Sara and Charles divorced in 1973 and Charles remarried in 1976. He and his second wife, Ingrid, had two children in the coming years. His third daughter, Vanessa, was born in 1977 and his son, Maarten, was born in 1983. All of his children are a great source of pride, although none followed their father into science and have carved out unique paths for themselves. Sabrina was studying to be a fashion designer when she was diagnosed with cancer; she died in 2004 and losing her was the most difficult experience that Charles has ever endured. Heather is a bookkeeper and remembers her sister by continuing to create beautiful, intricate, Renaissance costumes. Vanessa will be graduating from Harvard medical school this spring and will start her residency in Holland. Maarten studies art at Sonoma State University and is a white-water rafting instructor during the summer.

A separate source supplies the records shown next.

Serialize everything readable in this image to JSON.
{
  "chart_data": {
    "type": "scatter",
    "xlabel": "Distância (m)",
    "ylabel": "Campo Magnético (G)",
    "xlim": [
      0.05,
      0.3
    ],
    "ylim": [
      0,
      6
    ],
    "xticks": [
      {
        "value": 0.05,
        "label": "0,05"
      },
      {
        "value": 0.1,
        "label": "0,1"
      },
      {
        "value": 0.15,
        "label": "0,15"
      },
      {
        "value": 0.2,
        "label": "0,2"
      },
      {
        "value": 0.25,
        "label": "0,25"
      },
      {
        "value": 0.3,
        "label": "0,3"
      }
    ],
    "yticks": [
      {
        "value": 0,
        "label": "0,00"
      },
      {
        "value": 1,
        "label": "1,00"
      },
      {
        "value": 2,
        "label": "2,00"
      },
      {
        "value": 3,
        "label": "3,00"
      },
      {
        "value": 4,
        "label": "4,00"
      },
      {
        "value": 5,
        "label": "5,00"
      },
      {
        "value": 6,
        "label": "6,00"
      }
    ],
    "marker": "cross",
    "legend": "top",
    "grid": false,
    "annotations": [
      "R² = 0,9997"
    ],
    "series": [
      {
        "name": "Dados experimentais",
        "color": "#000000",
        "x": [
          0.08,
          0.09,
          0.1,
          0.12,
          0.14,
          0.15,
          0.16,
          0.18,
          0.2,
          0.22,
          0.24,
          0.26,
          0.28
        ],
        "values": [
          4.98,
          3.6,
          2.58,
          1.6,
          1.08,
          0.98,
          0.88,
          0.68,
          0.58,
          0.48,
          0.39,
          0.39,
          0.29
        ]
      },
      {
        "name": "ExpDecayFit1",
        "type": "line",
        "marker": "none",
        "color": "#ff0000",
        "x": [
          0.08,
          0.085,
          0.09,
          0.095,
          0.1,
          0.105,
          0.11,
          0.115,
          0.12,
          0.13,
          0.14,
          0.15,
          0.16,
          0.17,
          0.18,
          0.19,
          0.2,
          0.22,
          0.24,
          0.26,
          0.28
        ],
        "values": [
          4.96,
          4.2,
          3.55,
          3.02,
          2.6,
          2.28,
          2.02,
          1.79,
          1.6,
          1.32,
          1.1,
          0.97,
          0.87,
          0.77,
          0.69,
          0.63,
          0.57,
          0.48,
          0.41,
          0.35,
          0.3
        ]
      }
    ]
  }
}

When asked what his greatest accomplishment to science is, Charles does not hesitate with his answer: his students. More than 75 students and postdocs have come through the group in the 28 years that Charles has been a professor. The high percentage of those students that have gone into an academic career attest to the unique training that they receive under Charles’s mentorship. Charles attributes his scientific success in large part to the young scientists that have worked with him, saying that he believes his group to be comprised of “the best scientists at their stage in their career.” The origin of his students’ success comes from the independence that the students have always had as members of the Harris group. This independence has allowed students to foster their own scientific creativity while learning the value of fitting their ideas into the “big picture.” Instead of being remembered for a single scientific contribution, Charles believes that his legacy will be with the students that he has had and their development in the scientific community. Watching students blossom into independent scientists has been the pride of Charles’s research endeavors.

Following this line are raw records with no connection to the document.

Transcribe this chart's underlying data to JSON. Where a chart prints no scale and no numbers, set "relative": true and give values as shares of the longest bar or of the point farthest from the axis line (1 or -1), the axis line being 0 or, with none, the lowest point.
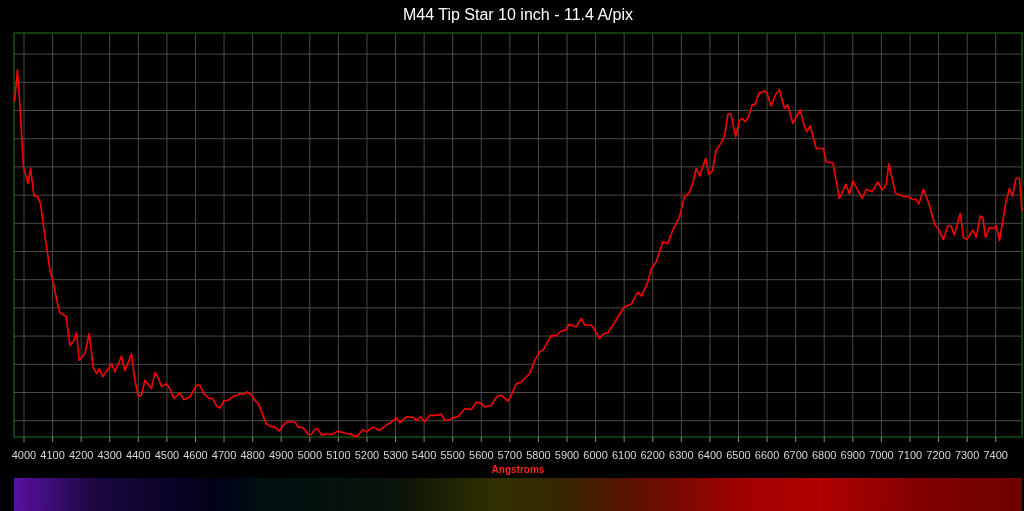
{
  "chart_data": {
    "type": "line",
    "title": "M44 Tip Star  10 inch - 11.4 A/pix",
    "xlabel": "Angstroms",
    "relative": true,
    "grid": true,
    "xlim": [
      3965,
      7492
    ],
    "xticks": [
      4000,
      4100,
      4200,
      4300,
      4400,
      4500,
      4600,
      4700,
      4800,
      4900,
      5000,
      5100,
      5200,
      5300,
      5400,
      5500,
      5600,
      5700,
      5800,
      5900,
      6000,
      6100,
      6200,
      6300,
      6400,
      6500,
      6600,
      6700,
      6800,
      6900,
      7000,
      7100,
      7200,
      7300,
      7400
    ],
    "series": [
      {
        "color": "#ff0000",
        "x": [
          3967,
          3977,
          3984,
          3998,
          4014,
          4023,
          4035,
          4047,
          4058,
          4070,
          4091,
          4103,
          4117,
          4126,
          4147,
          4161,
          4172,
          4184,
          4193,
          4213,
          4228,
          4242,
          4254,
          4263,
          4275,
          4307,
          4318,
          4341,
          4353,
          4376,
          4388,
          4400,
          4411,
          4423,
          4446,
          4458,
          4466,
          4481,
          4499,
          4510,
          4524,
          4545,
          4559,
          4580,
          4604,
          4615,
          4629,
          4648,
          4660,
          4674,
          4685,
          4699,
          4714,
          4732,
          4746,
          4755,
          4767,
          4781,
          4796,
          4808,
          4819,
          4848,
          4862,
          4878,
          4893,
          4907,
          4918,
          4948,
          4959,
          4977,
          4994,
          5006,
          5017,
          5029,
          5041,
          5058,
          5076,
          5099,
          5122,
          5146,
          5163,
          5186,
          5198,
          5221,
          5245,
          5262,
          5286,
          5303,
          5315,
          5338,
          5361,
          5375,
          5387,
          5402,
          5420,
          5443,
          5460,
          5472,
          5490,
          5503,
          5519,
          5542,
          5565,
          5583,
          5600,
          5612,
          5635,
          5653,
          5670,
          5693,
          5705,
          5723,
          5740,
          5769,
          5787,
          5804,
          5816,
          5845,
          5862,
          5874,
          5898,
          5907,
          5932,
          5950,
          5962,
          5985,
          5997,
          6014,
          6026,
          6043,
          6061,
          6078,
          6101,
          6125,
          6148,
          6160,
          6183,
          6195,
          6212,
          6235,
          6253,
          6270,
          6294,
          6311,
          6326,
          6340,
          6352,
          6364,
          6385,
          6396,
          6408,
          6422,
          6439,
          6451,
          6463,
          6474,
          6490,
          6503,
          6513,
          6524,
          6536,
          6548,
          6559,
          6571,
          6591,
          6599,
          6614,
          6629,
          6643,
          6661,
          6672,
          6690,
          6716,
          6731,
          6739,
          6751,
          6772,
          6797,
          6807,
          6830,
          6853,
          6876,
          6888,
          6900,
          6933,
          6947,
          6968,
          6987,
          7003,
          7017,
          7026,
          7049,
          7080,
          7098,
          7108,
          7122,
          7131,
          7147,
          7166,
          7186,
          7201,
          7217,
          7232,
          7244,
          7255,
          7276,
          7287,
          7299,
          7320,
          7332,
          7346,
          7355,
          7364,
          7378,
          7392,
          7402,
          7413,
          7436,
          7448,
          7459,
          7471,
          7483,
          7492
        ],
        "values": [
          0.914,
          1.0,
          0.927,
          0.736,
          0.691,
          0.732,
          0.657,
          0.655,
          0.636,
          0.564,
          0.455,
          0.418,
          0.364,
          0.338,
          0.329,
          0.25,
          0.259,
          0.284,
          0.209,
          0.227,
          0.282,
          0.191,
          0.173,
          0.186,
          0.164,
          0.2,
          0.177,
          0.22,
          0.18,
          0.227,
          0.155,
          0.111,
          0.114,
          0.155,
          0.132,
          0.175,
          0.168,
          0.138,
          0.145,
          0.132,
          0.105,
          0.12,
          0.102,
          0.109,
          0.141,
          0.141,
          0.118,
          0.105,
          0.105,
          0.084,
          0.079,
          0.098,
          0.1,
          0.111,
          0.114,
          0.118,
          0.116,
          0.123,
          0.114,
          0.098,
          0.093,
          0.035,
          0.029,
          0.027,
          0.016,
          0.032,
          0.041,
          0.041,
          0.027,
          0.025,
          0.007,
          0.007,
          0.021,
          0.021,
          0.005,
          0.009,
          0.007,
          0.016,
          0.011,
          0.007,
          0,
          0.02,
          0.014,
          0.027,
          0.018,
          0.029,
          0.041,
          0.053,
          0.039,
          0.055,
          0.053,
          0.045,
          0.055,
          0.041,
          0.059,
          0.059,
          0.062,
          0.045,
          0.047,
          0.053,
          0.055,
          0.077,
          0.075,
          0.095,
          0.091,
          0.082,
          0.086,
          0.109,
          0.114,
          0.098,
          0.114,
          0.145,
          0.15,
          0.173,
          0.209,
          0.232,
          0.236,
          0.277,
          0.275,
          0.286,
          0.293,
          0.307,
          0.3,
          0.323,
          0.305,
          0.305,
          0.291,
          0.268,
          0.28,
          0.284,
          0.305,
          0.327,
          0.355,
          0.362,
          0.395,
          0.384,
          0.423,
          0.459,
          0.477,
          0.532,
          0.527,
          0.564,
          0.6,
          0.655,
          0.664,
          0.691,
          0.732,
          0.711,
          0.759,
          0.716,
          0.723,
          0.782,
          0.8,
          0.82,
          0.88,
          0.88,
          0.818,
          0.862,
          0.868,
          0.859,
          0.875,
          0.905,
          0.907,
          0.936,
          0.943,
          0.938,
          0.902,
          0.932,
          0.947,
          0.895,
          0.905,
          0.855,
          0.891,
          0.845,
          0.832,
          0.848,
          0.786,
          0.786,
          0.75,
          0.747,
          0.65,
          0.689,
          0.662,
          0.698,
          0.65,
          0.675,
          0.668,
          0.695,
          0.673,
          0.689,
          0.744,
          0.665,
          0.655,
          0.655,
          0.647,
          0.647,
          0.635,
          0.675,
          0.636,
          0.58,
          0.565,
          0.538,
          0.575,
          0.575,
          0.55,
          0.609,
          0.544,
          0.538,
          0.564,
          0.544,
          0.602,
          0.598,
          0.544,
          0.571,
          0.568,
          0.575,
          0.535,
          0.641,
          0.677,
          0.656,
          0.705,
          0.705,
          0.614
        ]
      }
    ]
  }
}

Charles’s career has changed from one devoted entirely to research to one that is now focused more on administrative duties. In 2003, Charles was asked to be the Chair of the Department of Chemistry. He was surprised by this request but took on the responsibility because he wanted to pay the department back for all that it had given him through the years. Another large factor in the decision was the request itself; Charles was honored that other people had such confidence in his opinions. This appointment did not last long because Charles was asked to become the Dean of the College the following 19748 J. Phys. Chem. B, Vol. 110, No. 40, 2006 year. For the next six months, Charles became what his group called the “Dean-Chair” and took on partial responsibilities of both appointments.

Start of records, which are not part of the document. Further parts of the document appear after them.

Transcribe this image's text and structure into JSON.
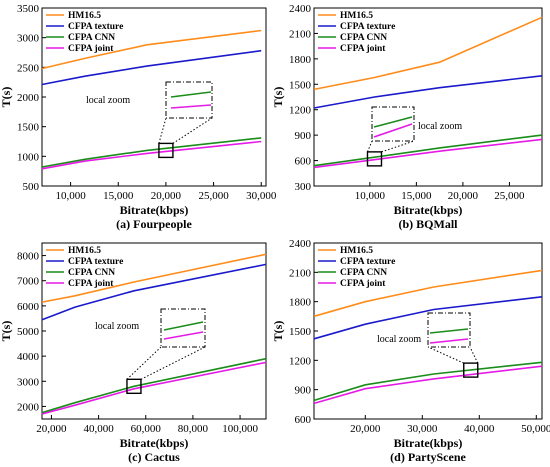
{
  "figure": {
    "panels": [
      {
        "caption": "(a) Fourpeople",
        "xlabel": "Bitrate(kbps)",
        "ylabel": "T(s)",
        "zoom_label": "local zoom"
      },
      {
        "caption": "(b) BQMall",
        "xlabel": "Bitrate(kbps)",
        "ylabel": "T(s)",
        "zoom_label": "local zoom"
      },
      {
        "caption": "(c) Cactus",
        "xlabel": "Bitrate(kbps)",
        "ylabel": "T(s)",
        "zoom_label": "local zoom"
      },
      {
        "caption": "(d) PartyScene",
        "xlabel": "Bitrate(kbps)",
        "ylabel": "T(s)",
        "zoom_label": "local zoom"
      }
    ],
    "legend": {
      "entries": [
        "HM16.5",
        "CFPA texture",
        "CFPA CNN",
        "CFPA joint"
      ],
      "colors": [
        "#ff8c1a",
        "#1a1acc",
        "#1a8c1a",
        "#e61ae6"
      ]
    }
  },
  "chart_data": [
    {
      "type": "line",
      "title": "(a) Fourpeople",
      "xlabel": "Bitrate(kbps)",
      "ylabel": "T(s)",
      "xlim": [
        7000,
        30500
      ],
      "ylim": [
        500,
        3500
      ],
      "xticks": [
        10000,
        15000,
        20000,
        25000,
        30000
      ],
      "xtick_labels": [
        "10,000",
        "15,000",
        "20,000",
        "25,000",
        "30,000"
      ],
      "yticks": [
        500,
        1000,
        1500,
        2000,
        2500,
        3000,
        3500
      ],
      "ytick_labels": [
        "500",
        "1000",
        "1500",
        "2000",
        "2500",
        "3000",
        "3500"
      ],
      "legend_position": "top-left",
      "zoom_box": {
        "x": 20000,
        "y": 1100
      },
      "series": [
        {
          "name": "HM16.5",
          "color": "#ff8c1a",
          "x": [
            7000,
            11500,
            18000,
            30000
          ],
          "y": [
            2480,
            2650,
            2880,
            3120
          ]
        },
        {
          "name": "CFPA texture",
          "color": "#1a1acc",
          "x": [
            7000,
            11500,
            18000,
            30000
          ],
          "y": [
            2210,
            2350,
            2520,
            2780
          ]
        },
        {
          "name": "CFPA CNN",
          "color": "#1a8c1a",
          "x": [
            7000,
            11500,
            18000,
            30000
          ],
          "y": [
            820,
            950,
            1100,
            1310
          ]
        },
        {
          "name": "CFPA joint",
          "color": "#e61ae6",
          "x": [
            7000,
            11500,
            18000,
            30000
          ],
          "y": [
            790,
            920,
            1050,
            1250
          ]
        }
      ]
    },
    {
      "type": "line",
      "title": "(b) BQMall",
      "xlabel": "Bitrate(kbps)",
      "ylabel": "T(s)",
      "xlim": [
        4000,
        28500
      ],
      "ylim": [
        300,
        2400
      ],
      "xticks": [
        10000,
        15000,
        20000,
        25000
      ],
      "xtick_labels": [
        "10,000",
        "15,000",
        "20,000",
        "25,000"
      ],
      "yticks": [
        300,
        600,
        900,
        1200,
        1500,
        1800,
        2100,
        2400
      ],
      "ytick_labels": [
        "300",
        "600",
        "900",
        "1200",
        "1500",
        "1800",
        "2100",
        "2400"
      ],
      "legend_position": "top-left",
      "zoom_box": {
        "x": 10500,
        "y": 620
      },
      "series": [
        {
          "name": "HM16.5",
          "color": "#ff8c1a",
          "x": [
            4000,
            10500,
            17500,
            28500
          ],
          "y": [
            1440,
            1580,
            1760,
            2290
          ]
        },
        {
          "name": "CFPA texture",
          "color": "#1a1acc",
          "x": [
            4000,
            10500,
            17500,
            28500
          ],
          "y": [
            1220,
            1350,
            1460,
            1600
          ]
        },
        {
          "name": "CFPA CNN",
          "color": "#1a8c1a",
          "x": [
            4000,
            10500,
            17500,
            28500
          ],
          "y": [
            540,
            640,
            750,
            900
          ]
        },
        {
          "name": "CFPA joint",
          "color": "#e61ae6",
          "x": [
            4000,
            10500,
            17500,
            28500
          ],
          "y": [
            520,
            610,
            710,
            850
          ]
        }
      ]
    },
    {
      "type": "line",
      "title": "(c) Cactus",
      "xlabel": "Bitrate(kbps)",
      "ylabel": "T(s)",
      "xlim": [
        16000,
        111000
      ],
      "ylim": [
        1500,
        8500
      ],
      "xticks": [
        20000,
        40000,
        60000,
        80000,
        100000
      ],
      "xtick_labels": [
        "20,000",
        "40,000",
        "60,000",
        "80,000",
        "100,000"
      ],
      "yticks": [
        2000,
        3000,
        4000,
        5000,
        6000,
        7000,
        8000
      ],
      "ytick_labels": [
        "2000",
        "3000",
        "4000",
        "5000",
        "6000",
        "7000",
        "8000"
      ],
      "legend_position": "top-left",
      "zoom_box": {
        "x": 55000,
        "y": 2800
      },
      "series": [
        {
          "name": "HM16.5",
          "color": "#ff8c1a",
          "x": [
            16000,
            30000,
            55000,
            111000
          ],
          "y": [
            6150,
            6400,
            6950,
            8050
          ]
        },
        {
          "name": "CFPA texture",
          "color": "#1a1acc",
          "x": [
            16000,
            30000,
            55000,
            111000
          ],
          "y": [
            5450,
            5950,
            6600,
            7650
          ]
        },
        {
          "name": "CFPA CNN",
          "color": "#1a8c1a",
          "x": [
            16000,
            30000,
            55000,
            111000
          ],
          "y": [
            1750,
            2150,
            2800,
            3900
          ]
        },
        {
          "name": "CFPA joint",
          "color": "#e61ae6",
          "x": [
            16000,
            30000,
            55000,
            111000
          ],
          "y": [
            1700,
            2050,
            2700,
            3750
          ]
        }
      ]
    },
    {
      "type": "line",
      "title": "(d) PartyScene",
      "xlabel": "Bitrate(kbps)",
      "ylabel": "T(s)",
      "xlim": [
        11000,
        51000
      ],
      "ylim": [
        600,
        2400
      ],
      "xticks": [
        20000,
        30000,
        40000,
        50000
      ],
      "xtick_labels": [
        "20,000",
        "30,000",
        "40,000",
        "50,000"
      ],
      "yticks": [
        600,
        900,
        1200,
        1500,
        1800,
        2100,
        2400
      ],
      "ytick_labels": [
        "600",
        "900",
        "1200",
        "1500",
        "1800",
        "2100",
        "2400"
      ],
      "legend_position": "top-left",
      "zoom_box": {
        "x": 38500,
        "y": 1100
      },
      "series": [
        {
          "name": "HM16.5",
          "color": "#ff8c1a",
          "x": [
            11000,
            20000,
            32000,
            51000
          ],
          "y": [
            1650,
            1800,
            1950,
            2120
          ]
        },
        {
          "name": "CFPA texture",
          "color": "#1a1acc",
          "x": [
            11000,
            20000,
            32000,
            51000
          ],
          "y": [
            1420,
            1570,
            1720,
            1850
          ]
        },
        {
          "name": "CFPA CNN",
          "color": "#1a8c1a",
          "x": [
            11000,
            20000,
            32000,
            51000
          ],
          "y": [
            790,
            950,
            1060,
            1180
          ]
        },
        {
          "name": "CFPA joint",
          "color": "#e61ae6",
          "x": [
            11000,
            20000,
            32000,
            51000
          ],
          "y": [
            760,
            910,
            1010,
            1140
          ]
        }
      ]
    }
  ]
}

As the Dean of the College of Chemistry, Charles has made it his goal to build up materials chemistry “in a big way” by bridging the Chemical Engineering and Chemistry Departments. It is his strong belief that the next wave of science will be focused on chemical biology and materials. Charles is focused on making Berkeley the center of both. There are, obviously, positive and negative aspects to being Dean. On the negative side, Charles has found the balance between research with administrative duties that he achieved when he was the Chair of the department is not as easy now that he is the Dean. The positive aspects of the job, however, outweigh the difficulties. Working with the other Deans in the university is a central aspect of the job that Charles enjoys. With so many amazing people surrounding him, Charles has been able to see the connections between departments that make the university whole. Additionally, Charles continues to feel an obligation to the university that hired him out of graduate school and has consistently allowed him to develop into the person and scientist that he has become.

Despite the vast array of administrative duties that Charles has taken on, he continues to support a research group of eight students. The surface side is focusing its efforts on molecular electronics materials, catalytic reactions, and charge transfer in binary systems. The liquid side continues their exploration of chemical reaction dynamics including disproportionation, bond activation, and isomerization.